A hangboard may be the single greatest piece of training equipment for climbing performance. The variety of grips allows for multiple levels of difficulty, plus it helps to holistically develop the strength of all those niggle muscles, tendons and ligaments. With just a coffee-break-length session a few times a week, you can massively improve your finger strength and endurance. For proof, check out the stellar results of this hangboard routine from Emil Abrahamsson.
Note: Don’t perform hangboard training until you have developed sufficient finger strength (otherwise ouchies).
Any good climbing gear store should have a nice selection of hangboards to choose from – you can check out MMO’s offering here. Factors to consider include material (plastic and wood offer different friction), grip variety and installation set-up. If a traditional hangboard is too much for your space, you can always opt for a portable option like the Metolius Rock Rings, Scallywags Big Squeeze or Bonez Climbing Dogbone (local is lekker – support our adventure artisans!).
Ye olde reliable hangboard / pull-up bar substitute is a door frame with a decent edge – security gates also work. Do be careful, because things can go wrong and if they do it may be quite expensive. If you’re handy, you can make your own with some wood and a few nails, but, again, proceed with caution.

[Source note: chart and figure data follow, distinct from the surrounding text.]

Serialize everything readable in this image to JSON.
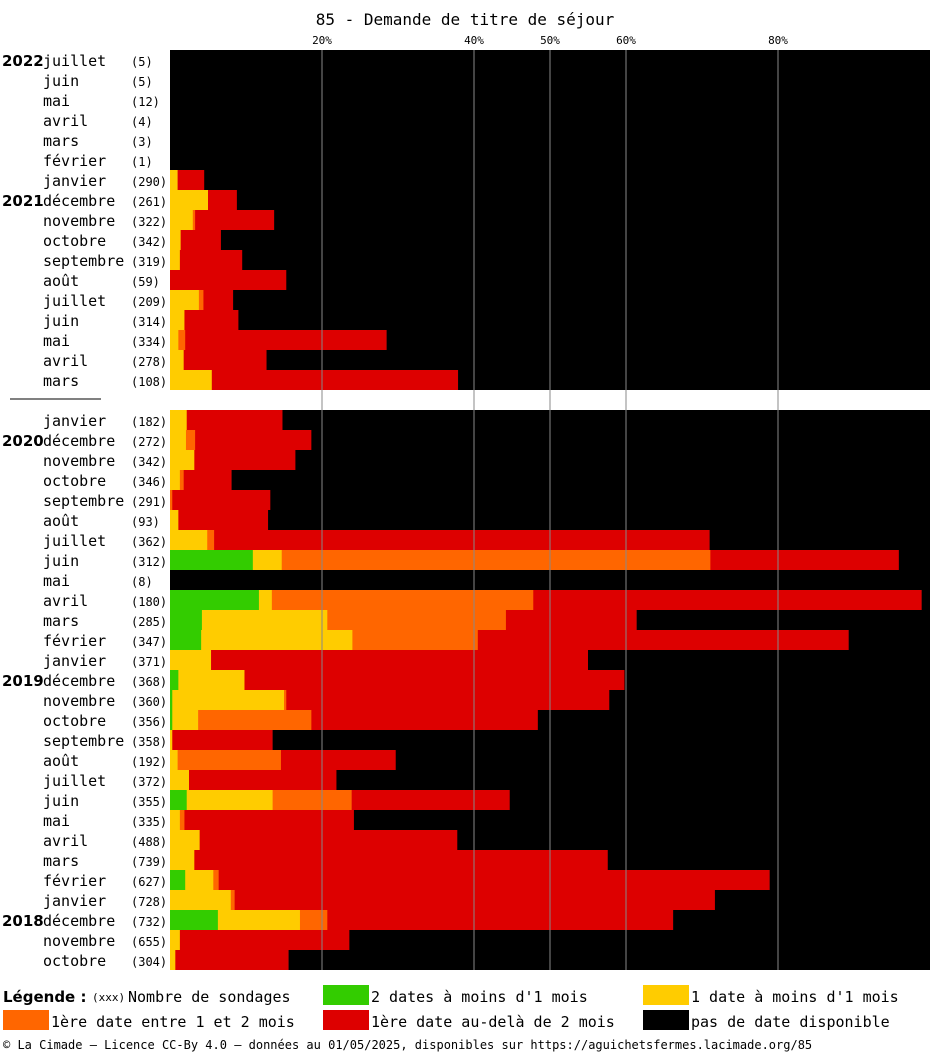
{
  "chart_data": {
    "type": "bar",
    "orientation": "horizontal",
    "stacked": true,
    "title": "85 - Demande de titre de séjour",
    "x_ticks": [
      "20%",
      "40%",
      "50%",
      "60%",
      "80%"
    ],
    "x_tick_values": [
      20,
      40,
      50,
      60,
      80
    ],
    "xlim": [
      0,
      100
    ],
    "grid": "vertical",
    "series_names": [
      "2 dates à moins d'1 mois",
      "1 date à moins d'1 mois",
      "1ère date entre 1 et 2 mois",
      "1ère date au-delà de 2 mois",
      "pas de date disponible"
    ],
    "rows": [
      {
        "year": "2022",
        "month": "juillet",
        "count": "(5)",
        "values": [
          0,
          0,
          0,
          0,
          100
        ]
      },
      {
        "year": "",
        "month": "juin",
        "count": "(5)",
        "values": [
          0,
          0,
          0,
          0,
          100
        ]
      },
      {
        "year": "",
        "month": "mai",
        "count": "(12)",
        "values": [
          0,
          0,
          0,
          0,
          100
        ]
      },
      {
        "year": "",
        "month": "avril",
        "count": "(4)",
        "values": [
          0,
          0,
          0,
          0,
          100
        ]
      },
      {
        "year": "",
        "month": "mars",
        "count": "(3)",
        "values": [
          0,
          0,
          0,
          0,
          100
        ]
      },
      {
        "year": "",
        "month": "février",
        "count": "(1)",
        "values": [
          0,
          0,
          0,
          0,
          100
        ]
      },
      {
        "year": "",
        "month": "janvier",
        "count": "(290)",
        "values": [
          0,
          1,
          0,
          3.5,
          95.5
        ]
      },
      {
        "year": "2021",
        "month": "décembre",
        "count": "(261)",
        "values": [
          0,
          5,
          0,
          3.8,
          91.2
        ]
      },
      {
        "year": "",
        "month": "novembre",
        "count": "(322)",
        "values": [
          0,
          3,
          0.3,
          10.4,
          86.3
        ]
      },
      {
        "year": "",
        "month": "octobre",
        "count": "(342)",
        "values": [
          0,
          1.4,
          0,
          5.3,
          93.3
        ]
      },
      {
        "year": "",
        "month": "septembre",
        "count": "(319)",
        "values": [
          0,
          1.3,
          0,
          8.2,
          90.5
        ]
      },
      {
        "year": "",
        "month": "août",
        "count": "(59)",
        "values": [
          0,
          0,
          0,
          15.3,
          84.7
        ]
      },
      {
        "year": "",
        "month": "juillet",
        "count": "(209)",
        "values": [
          0,
          3.8,
          0.6,
          3.9,
          91.7
        ]
      },
      {
        "year": "",
        "month": "juin",
        "count": "(314)",
        "values": [
          0,
          1.9,
          0,
          7.1,
          91
        ]
      },
      {
        "year": "",
        "month": "mai",
        "count": "(334)",
        "values": [
          0,
          1.1,
          0.9,
          26.5,
          71.5
        ]
      },
      {
        "year": "",
        "month": "avril",
        "count": "(278)",
        "values": [
          0,
          1.8,
          0,
          10.9,
          87.3
        ]
      },
      {
        "year": "",
        "month": "mars",
        "count": "(108)",
        "values": [
          0,
          5.5,
          0,
          32.4,
          62.1
        ]
      },
      {
        "gap": true
      },
      {
        "year": "",
        "month": "janvier",
        "count": "(182)",
        "values": [
          0,
          2.2,
          0,
          12.6,
          85.2
        ]
      },
      {
        "year": "2020",
        "month": "décembre",
        "count": "(272)",
        "values": [
          0,
          2.1,
          1.2,
          15.3,
          81.4
        ]
      },
      {
        "year": "",
        "month": "novembre",
        "count": "(342)",
        "values": [
          0,
          3.2,
          0,
          13.3,
          83.5
        ]
      },
      {
        "year": "",
        "month": "octobre",
        "count": "(346)",
        "values": [
          0,
          1.3,
          0.5,
          6.3,
          91.9
        ]
      },
      {
        "year": "",
        "month": "septembre",
        "count": "(291)",
        "values": [
          0,
          0,
          0.3,
          12.9,
          86.8
        ]
      },
      {
        "year": "",
        "month": "août",
        "count": "(93)",
        "values": [
          0,
          1.1,
          0,
          11.8,
          87.1
        ]
      },
      {
        "year": "",
        "month": "juillet",
        "count": "(362)",
        "values": [
          0,
          4.9,
          0.9,
          65.2,
          29
        ]
      },
      {
        "year": "",
        "month": "juin",
        "count": "(312)",
        "values": [
          10.9,
          3.8,
          56.4,
          24.8,
          4.1
        ]
      },
      {
        "year": "",
        "month": "mai",
        "count": "(8)",
        "values": [
          0,
          0,
          0,
          0,
          100
        ]
      },
      {
        "year": "",
        "month": "avril",
        "count": "(180)",
        "values": [
          11.7,
          1.7,
          34.4,
          51.1,
          1.1
        ]
      },
      {
        "year": "",
        "month": "mars",
        "count": "(285)",
        "values": [
          4.2,
          16.5,
          23.5,
          17.2,
          38.6
        ]
      },
      {
        "year": "",
        "month": "février",
        "count": "(347)",
        "values": [
          4.1,
          19.9,
          16.5,
          48.8,
          10.7
        ]
      },
      {
        "year": "",
        "month": "janvier",
        "count": "(371)",
        "values": [
          0,
          5.4,
          0,
          49.6,
          45
        ]
      },
      {
        "year": "2019",
        "month": "décembre",
        "count": "(368)",
        "values": [
          1.1,
          8.7,
          0,
          50,
          40.2
        ]
      },
      {
        "year": "",
        "month": "novembre",
        "count": "(360)",
        "values": [
          0.3,
          14.7,
          0.3,
          42.5,
          42.2
        ]
      },
      {
        "year": "",
        "month": "octobre",
        "count": "(356)",
        "values": [
          0.3,
          3.4,
          14.9,
          29.8,
          51.6
        ]
      },
      {
        "year": "",
        "month": "septembre",
        "count": "(358)",
        "values": [
          0,
          0.3,
          0,
          13.2,
          86.5
        ]
      },
      {
        "year": "",
        "month": "août",
        "count": "(192)",
        "values": [
          0,
          1,
          13.6,
          15.1,
          70.3
        ]
      },
      {
        "year": "",
        "month": "juillet",
        "count": "(372)",
        "values": [
          0,
          2.5,
          0,
          19.4,
          78.1
        ]
      },
      {
        "year": "",
        "month": "juin",
        "count": "(355)",
        "values": [
          2.2,
          11.3,
          10.4,
          20.8,
          55.3
        ]
      },
      {
        "year": "",
        "month": "mai",
        "count": "(335)",
        "values": [
          0,
          1.3,
          0.6,
          22.3,
          75.8
        ]
      },
      {
        "year": "",
        "month": "avril",
        "count": "(488)",
        "values": [
          0,
          3.9,
          0,
          33.9,
          62.2
        ]
      },
      {
        "year": "",
        "month": "mars",
        "count": "(739)",
        "values": [
          0,
          3.2,
          0,
          54.4,
          42.4
        ]
      },
      {
        "year": "",
        "month": "février",
        "count": "(627)",
        "values": [
          2,
          3.7,
          0.7,
          72.5,
          21.1
        ]
      },
      {
        "year": "",
        "month": "janvier",
        "count": "(728)",
        "values": [
          0,
          8,
          0.5,
          63.2,
          28.3
        ]
      },
      {
        "year": "2018",
        "month": "décembre",
        "count": "(732)",
        "values": [
          6.3,
          10.8,
          3.6,
          45.5,
          33.8
        ]
      },
      {
        "year": "",
        "month": "novembre",
        "count": "(655)",
        "values": [
          0,
          1.3,
          0,
          22.3,
          76.4
        ]
      },
      {
        "year": "",
        "month": "octobre",
        "count": "(304)",
        "values": [
          0,
          0.7,
          0,
          14.9,
          84.4
        ]
      }
    ]
  },
  "colors": {
    "green": "#33cc00",
    "yellow": "#ffcc00",
    "orange": "#ff6600",
    "red": "#dd0000",
    "black": "#000000",
    "grid": "#888888"
  },
  "legend": {
    "heading": "Légende :",
    "count_marker": "(xxx)",
    "count_label": "Nombre de sondages",
    "green": "2 dates à moins d'1 mois",
    "yellow": "1 date à moins d'1 mois",
    "orange": "1ère date entre 1 et 2 mois",
    "red": "1ère date au-delà de 2 mois",
    "black": "pas de date disponible"
  },
  "footer": "© La Cimade — Licence CC-By 4.0 — données au 01/05/2025, disponibles sur https://aguichetsfermes.lacimade.org/85"
}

There’s nothing like a foam roller to give you a casual S&M massage after a tough workout. Rolling out your muscles doesn’t just feel damn good (despite the pain), it also helps to relieve tightness, soothe inflammation and/or increase your joints’ range of motion.
Grab a foam roller at your favourite yoga or sporting goods store! You might also want to check out fascia balls, which can help to target stubborn knots.
You can easily replace a fascia ball with a tennis ball, and if you happen to have some sort of suitable cylinder around you’ve got yourself a roller. Legend says wine bottles have been used, but we don’t recommend that AT ALL.
And now we’re on to the stuff you were probably expecting this blog would talk about… shiny toys! These are by no means necessities, but they do make it way easier to train the muscles central to climbing. Plus, they’re fun and colourful – and who doesn’t love that?
There are tons of gadgets on the market, many of which perform very specific functions. Some options include the DigiFlex, which trains the fingers in isolation, the Theraband Flex Bar which is great for warming up the wrists, and Therapy Putty.
Go nuts! Your imagination is the limit here – if you can lift, press, pull or hang from it, you’re pretty much sorted. Let us know if you’ve conjured up any majestic DIY gadgets and, once again, do not use cats as dumbbells.